WHO and partners, including Médecins Sans Frontières, UNICEF, ALIMA and others, are working closely with the national health authorities to strengthen all key aspects of outbreak response. Logistics, for instance, has been bolstered, with supplies now stockpiled closer to the epicentre. Thanks to support from World Food Programme and the UN peacekeeping mission in the country (MONUSCO), an airbridge has been established, cutting travel time to just hours from several days at the start of the outbreak.

The outbreak has so far affected 14 localities in Bulape, with no cases recorded in other health zones of Kasai Province. A total of 48 cases (38 confirmed and 10 probable), and 31 deaths have been reported as of 17 September. 

“Our aim is to work with the community to disrupt the transmission chain by intensifying disease surveillance in communities, alert management, contact tracing, active case searching and strengthen preparedness efforts in the surrounding health zones and provinces,” said Dr Patrick Okumu Abok, Acting Regional Emergency Director, WHO Regional Office for Africa. 
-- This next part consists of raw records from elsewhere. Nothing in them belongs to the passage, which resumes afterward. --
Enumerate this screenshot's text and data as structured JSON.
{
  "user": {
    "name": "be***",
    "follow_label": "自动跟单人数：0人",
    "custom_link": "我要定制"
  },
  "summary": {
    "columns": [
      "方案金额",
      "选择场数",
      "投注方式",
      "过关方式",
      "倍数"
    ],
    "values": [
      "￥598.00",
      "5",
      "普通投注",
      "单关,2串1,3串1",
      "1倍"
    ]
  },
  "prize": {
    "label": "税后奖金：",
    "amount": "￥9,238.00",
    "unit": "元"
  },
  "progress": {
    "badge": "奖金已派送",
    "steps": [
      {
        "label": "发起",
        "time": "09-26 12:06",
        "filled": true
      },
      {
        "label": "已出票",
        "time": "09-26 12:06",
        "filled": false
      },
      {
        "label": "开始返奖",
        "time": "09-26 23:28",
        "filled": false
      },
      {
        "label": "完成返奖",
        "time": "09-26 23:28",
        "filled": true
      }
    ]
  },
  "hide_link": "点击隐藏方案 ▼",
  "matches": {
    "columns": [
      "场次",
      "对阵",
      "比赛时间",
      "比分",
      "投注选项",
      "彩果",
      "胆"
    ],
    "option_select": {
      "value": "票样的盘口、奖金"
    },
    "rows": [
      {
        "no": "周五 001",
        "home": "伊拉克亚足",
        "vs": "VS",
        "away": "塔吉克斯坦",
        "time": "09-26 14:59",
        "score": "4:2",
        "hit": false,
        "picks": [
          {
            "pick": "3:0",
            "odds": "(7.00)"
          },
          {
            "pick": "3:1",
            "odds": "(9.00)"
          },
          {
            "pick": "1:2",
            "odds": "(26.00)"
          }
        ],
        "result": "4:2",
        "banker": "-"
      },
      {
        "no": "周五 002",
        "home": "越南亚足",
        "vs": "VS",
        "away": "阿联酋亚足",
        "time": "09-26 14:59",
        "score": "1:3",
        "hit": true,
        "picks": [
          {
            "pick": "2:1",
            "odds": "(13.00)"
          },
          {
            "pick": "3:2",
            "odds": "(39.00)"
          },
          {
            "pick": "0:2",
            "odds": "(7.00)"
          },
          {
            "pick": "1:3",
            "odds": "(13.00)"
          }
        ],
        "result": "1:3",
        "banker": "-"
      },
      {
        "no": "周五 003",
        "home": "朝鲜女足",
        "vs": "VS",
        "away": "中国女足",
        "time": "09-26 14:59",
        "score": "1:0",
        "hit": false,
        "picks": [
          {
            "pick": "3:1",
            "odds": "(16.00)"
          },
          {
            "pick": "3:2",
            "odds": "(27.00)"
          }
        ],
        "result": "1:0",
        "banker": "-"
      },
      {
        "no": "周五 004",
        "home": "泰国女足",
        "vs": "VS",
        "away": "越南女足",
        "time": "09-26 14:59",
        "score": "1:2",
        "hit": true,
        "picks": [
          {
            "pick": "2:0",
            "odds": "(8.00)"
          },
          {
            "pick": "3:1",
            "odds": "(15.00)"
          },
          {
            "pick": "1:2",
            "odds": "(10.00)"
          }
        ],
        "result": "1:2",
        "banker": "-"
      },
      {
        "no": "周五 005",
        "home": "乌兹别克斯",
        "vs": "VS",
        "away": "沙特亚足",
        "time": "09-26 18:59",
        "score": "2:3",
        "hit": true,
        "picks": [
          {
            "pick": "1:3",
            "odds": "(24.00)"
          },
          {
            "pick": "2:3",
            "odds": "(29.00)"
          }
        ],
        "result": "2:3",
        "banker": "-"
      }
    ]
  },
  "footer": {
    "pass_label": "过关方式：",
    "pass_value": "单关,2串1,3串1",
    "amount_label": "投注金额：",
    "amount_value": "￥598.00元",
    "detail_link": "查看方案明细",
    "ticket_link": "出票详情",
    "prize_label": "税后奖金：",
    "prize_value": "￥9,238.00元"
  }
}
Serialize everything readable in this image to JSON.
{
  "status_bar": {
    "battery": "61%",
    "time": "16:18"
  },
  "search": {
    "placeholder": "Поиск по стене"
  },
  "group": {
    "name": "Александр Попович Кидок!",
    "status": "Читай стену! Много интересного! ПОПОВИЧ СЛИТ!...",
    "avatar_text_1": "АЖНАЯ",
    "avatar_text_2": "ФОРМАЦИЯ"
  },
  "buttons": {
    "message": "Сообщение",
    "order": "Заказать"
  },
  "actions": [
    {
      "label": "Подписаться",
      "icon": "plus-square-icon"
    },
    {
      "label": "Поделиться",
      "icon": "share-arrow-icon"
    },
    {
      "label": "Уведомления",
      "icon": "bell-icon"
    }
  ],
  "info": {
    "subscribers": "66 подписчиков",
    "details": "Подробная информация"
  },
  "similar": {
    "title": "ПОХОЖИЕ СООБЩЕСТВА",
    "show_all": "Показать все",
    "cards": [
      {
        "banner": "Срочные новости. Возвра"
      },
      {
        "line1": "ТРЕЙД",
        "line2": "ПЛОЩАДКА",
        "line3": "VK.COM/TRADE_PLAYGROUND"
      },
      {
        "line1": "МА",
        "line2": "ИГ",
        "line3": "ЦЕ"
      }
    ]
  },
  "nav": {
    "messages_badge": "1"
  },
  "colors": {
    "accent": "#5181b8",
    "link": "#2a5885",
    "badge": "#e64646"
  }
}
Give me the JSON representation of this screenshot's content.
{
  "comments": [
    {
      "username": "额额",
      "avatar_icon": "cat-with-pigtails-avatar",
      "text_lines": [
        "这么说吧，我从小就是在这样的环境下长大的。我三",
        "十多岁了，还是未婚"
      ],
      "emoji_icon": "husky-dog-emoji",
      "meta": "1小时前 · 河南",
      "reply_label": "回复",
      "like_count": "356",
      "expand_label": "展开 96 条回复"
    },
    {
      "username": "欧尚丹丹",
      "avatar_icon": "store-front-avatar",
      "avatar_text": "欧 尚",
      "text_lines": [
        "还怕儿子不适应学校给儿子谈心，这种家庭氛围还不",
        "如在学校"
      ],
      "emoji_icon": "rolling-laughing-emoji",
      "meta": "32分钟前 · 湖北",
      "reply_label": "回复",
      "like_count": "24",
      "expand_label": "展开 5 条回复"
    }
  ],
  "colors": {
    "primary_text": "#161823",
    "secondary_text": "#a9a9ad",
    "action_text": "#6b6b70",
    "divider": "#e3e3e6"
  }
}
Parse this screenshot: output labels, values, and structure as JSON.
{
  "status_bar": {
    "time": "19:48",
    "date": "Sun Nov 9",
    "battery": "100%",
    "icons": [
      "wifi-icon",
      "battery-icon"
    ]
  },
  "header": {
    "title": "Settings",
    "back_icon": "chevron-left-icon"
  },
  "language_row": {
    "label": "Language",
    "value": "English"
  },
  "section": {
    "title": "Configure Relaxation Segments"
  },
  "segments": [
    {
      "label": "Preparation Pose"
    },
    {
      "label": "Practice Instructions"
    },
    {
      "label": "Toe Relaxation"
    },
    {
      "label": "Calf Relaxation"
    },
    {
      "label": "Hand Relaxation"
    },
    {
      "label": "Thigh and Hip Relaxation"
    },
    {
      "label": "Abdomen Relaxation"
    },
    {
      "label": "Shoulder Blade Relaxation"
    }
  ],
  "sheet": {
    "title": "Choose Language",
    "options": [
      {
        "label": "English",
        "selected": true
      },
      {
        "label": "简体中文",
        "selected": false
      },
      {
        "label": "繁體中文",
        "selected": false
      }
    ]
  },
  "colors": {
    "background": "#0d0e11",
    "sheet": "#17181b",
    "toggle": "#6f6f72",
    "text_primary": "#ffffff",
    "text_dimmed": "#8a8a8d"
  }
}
Genomic analysis has shown close similarity of the current outbreak to one in 1976, suggesting that it is due to a new zoonotic spill-over and not directly linked to previous outbreaks in Kasai Province in 2007and 2008.

Ebola is a severe, often fatal illness affecting humans and other primates. Case fatality rates have varied from 25% to 90% in past outbreaks. Effective treatment is available and if patients receive treatment early, as well as supportive care, their chances of survival improve significantly.